Desynchronization and MitM Attacks Against Neighbor Awareness Networking Using OpenNAN

Abstract

The Neighbor Awareness Networking (NAN) specification, also known as Wi-Fi Aware, offers a quick and energy efficient way of forming wireless ad-hoc networks. It includes ranging capabilities based on Fine Timing Measurements (FTM) and can sustain connectivity to a Wi-Fi network while participating in a NAN cluster. Android is currently the only operating system to support it, offering a limited and proprietary interface.

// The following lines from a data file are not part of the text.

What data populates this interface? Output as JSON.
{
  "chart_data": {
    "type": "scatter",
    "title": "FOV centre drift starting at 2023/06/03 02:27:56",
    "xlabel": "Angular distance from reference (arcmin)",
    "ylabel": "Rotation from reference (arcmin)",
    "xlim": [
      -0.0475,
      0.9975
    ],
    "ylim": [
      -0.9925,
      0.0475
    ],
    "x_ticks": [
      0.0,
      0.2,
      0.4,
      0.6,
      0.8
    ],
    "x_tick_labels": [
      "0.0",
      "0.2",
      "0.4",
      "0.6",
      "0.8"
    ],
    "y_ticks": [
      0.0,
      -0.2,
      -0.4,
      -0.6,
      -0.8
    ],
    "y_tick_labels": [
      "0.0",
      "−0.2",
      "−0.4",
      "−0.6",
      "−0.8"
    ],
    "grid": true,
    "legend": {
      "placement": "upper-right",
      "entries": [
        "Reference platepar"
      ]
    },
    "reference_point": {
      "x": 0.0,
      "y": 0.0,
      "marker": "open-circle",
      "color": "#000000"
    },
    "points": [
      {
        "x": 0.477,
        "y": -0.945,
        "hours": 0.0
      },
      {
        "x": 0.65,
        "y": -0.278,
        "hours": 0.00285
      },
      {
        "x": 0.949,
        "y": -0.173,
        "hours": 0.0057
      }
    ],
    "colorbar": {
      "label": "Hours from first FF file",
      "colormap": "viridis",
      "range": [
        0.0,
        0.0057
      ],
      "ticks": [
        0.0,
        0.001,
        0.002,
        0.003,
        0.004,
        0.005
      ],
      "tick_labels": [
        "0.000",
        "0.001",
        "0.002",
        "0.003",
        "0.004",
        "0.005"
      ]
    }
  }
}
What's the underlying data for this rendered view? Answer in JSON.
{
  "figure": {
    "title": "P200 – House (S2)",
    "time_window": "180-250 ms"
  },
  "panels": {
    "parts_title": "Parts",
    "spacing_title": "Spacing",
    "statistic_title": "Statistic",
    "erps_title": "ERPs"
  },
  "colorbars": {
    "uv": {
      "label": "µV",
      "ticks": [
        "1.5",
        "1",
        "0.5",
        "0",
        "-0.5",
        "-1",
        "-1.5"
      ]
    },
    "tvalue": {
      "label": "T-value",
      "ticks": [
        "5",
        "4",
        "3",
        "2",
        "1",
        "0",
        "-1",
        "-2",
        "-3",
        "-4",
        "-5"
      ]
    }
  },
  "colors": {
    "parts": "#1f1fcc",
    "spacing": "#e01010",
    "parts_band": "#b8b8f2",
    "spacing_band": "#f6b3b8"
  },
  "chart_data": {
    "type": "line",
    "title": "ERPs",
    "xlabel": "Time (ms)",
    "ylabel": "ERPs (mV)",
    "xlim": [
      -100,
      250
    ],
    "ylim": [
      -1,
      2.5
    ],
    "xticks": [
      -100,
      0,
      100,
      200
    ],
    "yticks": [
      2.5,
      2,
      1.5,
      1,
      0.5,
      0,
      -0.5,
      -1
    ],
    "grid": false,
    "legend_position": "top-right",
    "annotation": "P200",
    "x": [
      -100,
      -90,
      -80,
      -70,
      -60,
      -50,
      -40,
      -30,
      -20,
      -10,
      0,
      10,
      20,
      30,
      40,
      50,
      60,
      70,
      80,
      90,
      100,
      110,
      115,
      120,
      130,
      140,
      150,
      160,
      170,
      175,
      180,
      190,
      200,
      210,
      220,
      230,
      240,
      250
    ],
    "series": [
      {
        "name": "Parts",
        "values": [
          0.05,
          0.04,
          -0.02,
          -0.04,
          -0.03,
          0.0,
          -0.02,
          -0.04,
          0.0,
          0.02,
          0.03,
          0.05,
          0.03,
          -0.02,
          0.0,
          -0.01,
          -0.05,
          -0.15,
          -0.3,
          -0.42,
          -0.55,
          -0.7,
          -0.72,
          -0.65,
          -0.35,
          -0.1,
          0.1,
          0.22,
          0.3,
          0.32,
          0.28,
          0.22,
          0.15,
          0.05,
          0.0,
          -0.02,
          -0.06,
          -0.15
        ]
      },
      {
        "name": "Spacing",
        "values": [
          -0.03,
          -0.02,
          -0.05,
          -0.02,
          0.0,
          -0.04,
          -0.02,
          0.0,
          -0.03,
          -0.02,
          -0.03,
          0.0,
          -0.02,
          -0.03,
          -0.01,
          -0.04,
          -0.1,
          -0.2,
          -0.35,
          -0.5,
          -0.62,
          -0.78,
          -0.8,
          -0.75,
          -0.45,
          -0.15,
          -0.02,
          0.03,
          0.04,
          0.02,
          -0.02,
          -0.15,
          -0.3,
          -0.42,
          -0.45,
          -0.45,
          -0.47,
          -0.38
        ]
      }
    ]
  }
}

NAN shares many fundamental properties with Apple's Wireless Direct Link protocol, which is used by millions of devices today. To facilitate research in this area, we present OpenNAN: the first open source NAN stack. It supports Linux and requires just common and cheap off-the-shelf Wi-Fi hardware. Using OpenNAN we perform a security analysis of NAN and identify three attacks. First, any malicious node can manipulate the Anchor Master Selection to become the Anchor Master. Second, a malicious Anchor Master can desynchronize individual nodes by sending synchronization beacons as unicast. And finally, we show a Machine-in-the-Middle (MitM) on the NAN Service Discovery Protocol. We successfully perform all attacks against different Android versions and NAN stacks.